Since the cause must be remanded for new trial, we will pass upon the propositions embodied in appellant’s request. Concerning the relation existing between appellant and Tom Hall, appellant testified: “I made a contract with Tom Hall to cultivate some of my land in Lee county for the year 1898. I agreed to furnish him with the land, two mules, and eighty-eight bushels of corn, and he agreed to perform the labor, supply himself with everything else that was necessary, and give me one-fourth of the cotton and one-third of the corn for the rent of the land, and pay for the corn and mules to come out of Ms part of the crop after paying the rent.” The other party to the contract, Hall, testified substantially the same. It is somewhat difficult under this evidence to determine whether the relation of the parties was that of landlord and tenant or that of owner-employer and cropper-employee. It could not be both, as' the propositions in appellant’s request seem to assume. Our opinion is that it was a contract for the cultivation of land on shares, where the occupier was to have the exclusive possession of the land for the year 1898, and that he was to pay or deliver to the owner certain portions of the crop as rent, which created the relation of landlord and tenant. Tinsley v. Craige, 54 Ark. 346, 15 S. W. 897; Deaver v. Rice, 34 Am. Dec. 388, and other cases cited in note to Putnam v. Wise, 37 Am. Dec. 309, 314, under title, Cases Holding Occupier to be Tenant,” etc.

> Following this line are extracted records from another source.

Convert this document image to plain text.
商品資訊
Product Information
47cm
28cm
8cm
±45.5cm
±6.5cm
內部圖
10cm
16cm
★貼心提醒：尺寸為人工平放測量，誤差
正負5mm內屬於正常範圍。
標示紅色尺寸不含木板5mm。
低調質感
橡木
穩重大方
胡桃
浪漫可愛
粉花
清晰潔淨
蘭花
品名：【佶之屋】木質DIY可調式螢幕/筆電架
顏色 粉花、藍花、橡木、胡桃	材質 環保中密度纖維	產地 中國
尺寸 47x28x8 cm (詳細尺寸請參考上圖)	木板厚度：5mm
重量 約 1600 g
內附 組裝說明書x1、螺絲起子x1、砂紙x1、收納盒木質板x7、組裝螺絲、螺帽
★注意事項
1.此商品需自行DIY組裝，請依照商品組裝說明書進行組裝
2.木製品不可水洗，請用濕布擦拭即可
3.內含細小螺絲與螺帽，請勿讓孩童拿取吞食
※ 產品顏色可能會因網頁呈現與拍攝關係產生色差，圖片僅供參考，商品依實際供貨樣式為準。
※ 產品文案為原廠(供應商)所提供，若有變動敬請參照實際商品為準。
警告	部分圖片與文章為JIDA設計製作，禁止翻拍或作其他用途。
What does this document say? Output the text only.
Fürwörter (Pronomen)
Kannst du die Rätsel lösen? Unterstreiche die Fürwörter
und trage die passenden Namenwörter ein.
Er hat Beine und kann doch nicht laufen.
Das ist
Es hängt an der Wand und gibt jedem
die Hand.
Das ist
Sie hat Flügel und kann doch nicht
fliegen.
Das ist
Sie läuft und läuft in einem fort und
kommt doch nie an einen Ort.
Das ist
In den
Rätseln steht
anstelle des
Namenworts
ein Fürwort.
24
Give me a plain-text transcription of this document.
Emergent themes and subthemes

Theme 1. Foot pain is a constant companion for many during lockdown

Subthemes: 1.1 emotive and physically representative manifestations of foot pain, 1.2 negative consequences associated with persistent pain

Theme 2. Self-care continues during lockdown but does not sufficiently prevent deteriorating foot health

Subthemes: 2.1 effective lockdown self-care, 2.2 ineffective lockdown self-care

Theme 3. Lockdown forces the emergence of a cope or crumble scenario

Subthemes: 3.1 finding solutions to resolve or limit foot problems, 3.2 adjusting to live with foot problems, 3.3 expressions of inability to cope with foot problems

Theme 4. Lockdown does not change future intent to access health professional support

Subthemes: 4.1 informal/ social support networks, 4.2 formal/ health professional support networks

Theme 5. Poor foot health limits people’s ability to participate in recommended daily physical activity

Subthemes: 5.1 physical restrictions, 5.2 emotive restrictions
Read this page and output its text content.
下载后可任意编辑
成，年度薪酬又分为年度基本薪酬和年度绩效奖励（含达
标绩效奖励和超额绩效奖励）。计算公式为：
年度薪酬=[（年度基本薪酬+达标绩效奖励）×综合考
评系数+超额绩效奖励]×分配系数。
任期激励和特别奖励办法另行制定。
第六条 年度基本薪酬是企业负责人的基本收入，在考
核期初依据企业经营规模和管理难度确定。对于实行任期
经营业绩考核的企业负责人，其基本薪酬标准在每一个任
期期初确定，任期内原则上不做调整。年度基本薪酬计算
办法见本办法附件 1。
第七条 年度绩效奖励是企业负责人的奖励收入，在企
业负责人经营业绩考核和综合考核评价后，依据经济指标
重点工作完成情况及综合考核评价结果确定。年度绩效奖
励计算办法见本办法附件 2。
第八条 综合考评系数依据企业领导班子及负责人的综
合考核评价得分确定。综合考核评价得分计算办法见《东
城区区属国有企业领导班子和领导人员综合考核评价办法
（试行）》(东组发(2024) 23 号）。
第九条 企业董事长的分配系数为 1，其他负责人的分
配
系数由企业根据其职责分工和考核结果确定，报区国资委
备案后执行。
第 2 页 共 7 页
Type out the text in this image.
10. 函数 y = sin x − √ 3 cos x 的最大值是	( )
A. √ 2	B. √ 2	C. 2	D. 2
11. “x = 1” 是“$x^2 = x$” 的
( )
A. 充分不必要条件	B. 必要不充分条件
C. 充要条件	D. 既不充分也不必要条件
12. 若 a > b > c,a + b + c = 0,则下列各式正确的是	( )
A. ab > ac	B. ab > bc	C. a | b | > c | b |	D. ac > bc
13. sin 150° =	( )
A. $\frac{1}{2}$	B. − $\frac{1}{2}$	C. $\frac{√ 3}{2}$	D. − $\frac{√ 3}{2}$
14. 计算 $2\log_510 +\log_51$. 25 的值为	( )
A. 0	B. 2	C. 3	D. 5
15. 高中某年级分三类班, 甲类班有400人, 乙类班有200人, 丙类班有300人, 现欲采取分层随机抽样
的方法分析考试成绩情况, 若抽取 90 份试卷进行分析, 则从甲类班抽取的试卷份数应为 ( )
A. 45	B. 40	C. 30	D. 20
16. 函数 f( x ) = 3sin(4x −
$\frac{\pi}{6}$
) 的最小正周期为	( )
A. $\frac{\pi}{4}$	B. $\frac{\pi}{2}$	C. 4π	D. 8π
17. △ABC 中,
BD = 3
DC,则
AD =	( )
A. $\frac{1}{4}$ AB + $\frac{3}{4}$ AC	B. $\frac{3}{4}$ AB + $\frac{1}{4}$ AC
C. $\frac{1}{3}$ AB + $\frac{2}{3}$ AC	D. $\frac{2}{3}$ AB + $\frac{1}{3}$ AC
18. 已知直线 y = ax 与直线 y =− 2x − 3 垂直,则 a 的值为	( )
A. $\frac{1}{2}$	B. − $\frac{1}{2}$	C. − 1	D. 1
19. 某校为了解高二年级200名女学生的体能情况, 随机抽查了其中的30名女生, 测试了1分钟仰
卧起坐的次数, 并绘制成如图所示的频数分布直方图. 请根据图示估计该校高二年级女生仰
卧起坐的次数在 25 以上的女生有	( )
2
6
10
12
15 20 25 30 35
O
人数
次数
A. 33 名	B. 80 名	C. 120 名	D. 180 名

The title to the crops as between appellant and his tenant is not involved here.

The proof as to the relation between appellant and Hall is uneontroverted. If upon a retrial it remains the same, the court should hold to the view that the relation was that of landlord and tenant. The act of April 6, 1885 (Sand. & H. Dig., § 4795), applies to landlords strictly as such, and also to landlords as em-plovers. The act of March 21, 1883 (Sand. & II. Dig., § 4793), has no application to the relation of landlord and tenant, but only to that of employer and employee.

The fourth proposition should have been given. There was evidence tending to show that the goods furnished Hall by appellees were not furnished on the credit of Neal, as an original undertaking, but that they were furnished Hall on his own credit, Neal simply being security for his account. For the error indicated, reverse the judgment, and remand for new trial.

Bunn, C. J., dissents in some particulars.